Non-transparent R&D investment makes drug costlier, Prof Sakiko Fukuda-Parr says in Dhaka

Pharmaceutical giants increase drug prices in the name of high investments in research and development (R&D), an international scholar Prof Sakiko Fukuda-Parr says, terming the process “non-transparent”.

Senior Correspondentbdnews24.com
Published : 13 Feb 2017, 04:11 PM
Updated : 13 Feb 2017, 04:11 PM

Delivering a lecture on ‘health and trade regime’ in Dhaka on Monday, she also pointed out that there is “access gap” in healthcare due to costly drug prices both in developing and developed countries.

She proposed greater transparency on pricing of medicines and the costs of R&D and manufacturing, as well as a registry of patents to make medicines affordable to all at the lecture organised by the Centre for Policy Dialogue.

Fukuda-Parr is currently teaching international affairs at The New School in New York and is serving as the vice-chair of the UN Committee for Development Policy.

She has also been closely involved in the shaping of the 2030 agenda for the sustainable development of the UN.

She was a member of the UN High-Level Panel on Access to Medicines – the panel that recommended solutions for remedying the policy incoherence between the justifiable rights of inventors, international human rights law, trade rules and public health in the context of health technologies.

In her talk, she delved into the critical challenges now facing the world – the rising costs of medicines and treatments that constrain millions, particularly in the developing countries, from accessing affordable healthcare.

She also proposed that countries create an alternative business model for R&D – delinking cost of investment from price and volume of sales to ensure affordability.

“The problem is that the manufacturers say we have to charge very high prices because we spend a lot on R & D. But no one knows what the truth is regarding what they actually spend,” she said.

“We cannot monitor that. The public has no way of knowing the cost of the R&D ….legitimate or not,” she said, before the audience comprising Bangladesh pharma regulators, manufacturers, and experts.

Explaining the current trade regimes, she said the scope and format of trade and investment have changed in the 21st century, creating new challenges.

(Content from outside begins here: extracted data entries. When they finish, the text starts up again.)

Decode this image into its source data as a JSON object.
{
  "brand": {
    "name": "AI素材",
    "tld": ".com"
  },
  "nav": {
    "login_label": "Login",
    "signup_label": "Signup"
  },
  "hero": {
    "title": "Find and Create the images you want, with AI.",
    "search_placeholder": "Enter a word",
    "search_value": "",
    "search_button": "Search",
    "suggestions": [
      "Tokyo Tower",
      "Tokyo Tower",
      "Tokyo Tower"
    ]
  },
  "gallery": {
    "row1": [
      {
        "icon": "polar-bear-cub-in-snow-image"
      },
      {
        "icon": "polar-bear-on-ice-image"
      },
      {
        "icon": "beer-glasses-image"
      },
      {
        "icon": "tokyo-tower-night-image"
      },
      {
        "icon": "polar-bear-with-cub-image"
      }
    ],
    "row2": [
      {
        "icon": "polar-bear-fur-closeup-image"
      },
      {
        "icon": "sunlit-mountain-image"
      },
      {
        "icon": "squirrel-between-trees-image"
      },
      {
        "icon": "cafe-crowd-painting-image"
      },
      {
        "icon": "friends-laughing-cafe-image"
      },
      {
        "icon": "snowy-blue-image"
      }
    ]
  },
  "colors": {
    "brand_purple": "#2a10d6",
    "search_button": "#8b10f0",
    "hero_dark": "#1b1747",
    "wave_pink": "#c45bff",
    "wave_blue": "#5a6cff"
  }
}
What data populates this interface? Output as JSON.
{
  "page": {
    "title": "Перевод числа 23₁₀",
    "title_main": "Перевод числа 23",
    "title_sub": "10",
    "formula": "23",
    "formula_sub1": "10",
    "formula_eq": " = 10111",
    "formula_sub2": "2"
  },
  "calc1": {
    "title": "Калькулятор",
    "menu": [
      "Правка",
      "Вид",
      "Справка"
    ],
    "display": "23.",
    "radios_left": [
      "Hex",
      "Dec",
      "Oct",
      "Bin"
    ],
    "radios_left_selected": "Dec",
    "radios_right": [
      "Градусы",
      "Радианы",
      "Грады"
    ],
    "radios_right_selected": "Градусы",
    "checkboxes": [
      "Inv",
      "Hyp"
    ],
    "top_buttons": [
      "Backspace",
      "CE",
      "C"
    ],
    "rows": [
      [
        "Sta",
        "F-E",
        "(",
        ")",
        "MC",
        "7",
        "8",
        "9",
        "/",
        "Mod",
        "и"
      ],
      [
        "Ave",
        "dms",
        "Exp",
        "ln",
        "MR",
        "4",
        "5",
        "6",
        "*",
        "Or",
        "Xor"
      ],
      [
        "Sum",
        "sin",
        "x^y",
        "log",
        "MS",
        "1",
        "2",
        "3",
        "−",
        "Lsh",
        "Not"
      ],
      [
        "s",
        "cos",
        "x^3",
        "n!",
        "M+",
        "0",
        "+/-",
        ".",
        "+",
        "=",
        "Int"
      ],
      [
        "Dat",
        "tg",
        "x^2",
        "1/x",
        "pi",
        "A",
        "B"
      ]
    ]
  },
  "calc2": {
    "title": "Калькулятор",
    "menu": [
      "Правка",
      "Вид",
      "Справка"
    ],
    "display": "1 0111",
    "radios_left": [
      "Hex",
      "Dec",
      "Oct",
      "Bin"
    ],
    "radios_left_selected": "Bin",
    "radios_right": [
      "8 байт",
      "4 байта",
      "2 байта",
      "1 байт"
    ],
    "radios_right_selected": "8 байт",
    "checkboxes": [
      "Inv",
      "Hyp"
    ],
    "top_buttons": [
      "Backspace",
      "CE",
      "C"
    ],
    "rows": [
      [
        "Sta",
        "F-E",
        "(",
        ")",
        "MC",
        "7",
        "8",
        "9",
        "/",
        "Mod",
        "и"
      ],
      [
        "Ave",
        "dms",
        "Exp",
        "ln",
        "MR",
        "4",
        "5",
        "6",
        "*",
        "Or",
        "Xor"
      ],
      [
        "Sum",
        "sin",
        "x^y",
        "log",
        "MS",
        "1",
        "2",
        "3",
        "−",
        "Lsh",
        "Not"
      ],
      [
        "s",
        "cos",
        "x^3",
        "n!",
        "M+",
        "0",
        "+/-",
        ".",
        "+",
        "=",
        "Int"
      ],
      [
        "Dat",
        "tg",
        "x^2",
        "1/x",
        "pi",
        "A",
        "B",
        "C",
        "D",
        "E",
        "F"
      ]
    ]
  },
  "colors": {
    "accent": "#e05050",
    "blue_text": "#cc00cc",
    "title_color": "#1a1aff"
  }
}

“The format is more bilateral or regional rather than multilateral which is less coordinated and strengthens the power of large countries.

“Processes are negotiated in secret, not subject to political debates, but with strong private sector participation. So, it is more intrusive to national policy making such as public health priorities,” she said.

Fukuda-Parr also identified gaps in innovation. For example, she said neglected tropical diseases such as kala-azar, malaria, contribute to 14 percent of the global disease burden but gets only 1.4 percent of global health-related R&D expenditure.

“Only four products were registered between 2000 and 2011,” she said, adding that market-based incentives “inadequate to meet the need for R&D investment in new antibiotics”.

“Only one novel class of antibiotics developed in 40 years,” she said.

She presented TB case while giving examples of innovation gap. “Only two new drugs approved in 50 years. Underinvestment due to low financial incentives for companies leading to stalled scientific progress and commercial development."

Founder of Gonoshasthaya Kendra Dr Zafrullah Chowdhury who was involved in the Bangladesh’s first drug policy in 1982 making comments after her lecture asked Bangladesh authorities to regulate the pharma market to prevent spurious drugs.